Paul, in his epistles, echoes these commands from the Lord. I Thessalonians 5:11 reads: "Therefore encourage one another and build one another up, just as you are doing." In his letter to the Romans, Paul again writes in 14:15: "So then let us pursue what makes for peace and for mutual upbuilding." These passages point to the importance of encouraging one another. This shows love and commitment as brothers and sisters in Christ. This does not mean that we can never disagree. However, there is a right way and a wrong way to go about this. Beating someone over the head with your Bible (figuratively speaking) in public is certainly not the way to glorify the Lord. Rather, Christ exhorted us to go to a brother or sister privately if we have an issue with them. We are to make every effort to show love in what we say and do. This is God honoring.
When we read a public blog or website where Christians are engaged in derogatory comments, it is no different than being in a public meeting. Non-Christians who come to read think that if this is the way Christians respond to one another they would rather not become a believer. Our witness is seen everywhere we go for we carry Christ in these vessels of clay. Whether we write, speak in a public gathering or in some other forum, we need to exemplify love for one another, respect, courtesy, and measure our words before we say them. Reputations can be damaged, fellowship can be broken, and irreparable harm to a ministry can occur when we become a judge and jury of another brother or sister.
Responding to a person in love means showing restraint, humility, and careful thought. If there is some error we are trying to address, we should do so remembering, first, how Christ loved us unconditionally. No one can win another back into the fold by attacking him. Our job is to pray, weigh our words carefully and allow the Holy Spirit to work in their life.
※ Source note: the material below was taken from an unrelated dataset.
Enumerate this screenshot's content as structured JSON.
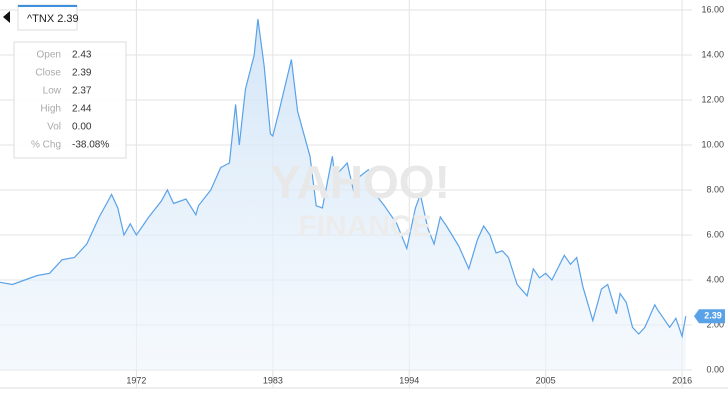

Words and actions are powerful. They preach to others what we have in our heart. We can either have a positive impact on others or create turmoil which leads to confusion. Satan loves to see the Body of Christ at war with itself. Therefore, let us be the peacemakers as much as possible. Let our love for one another be the key characteristic that people see in our lives, and let us behave as ambassadors in this world for Christ. There are too many people perishing without the knowledge of our Savior every day for us to spend our time battling one another over things which one day we may realize were not that important in light of eternity. Selah!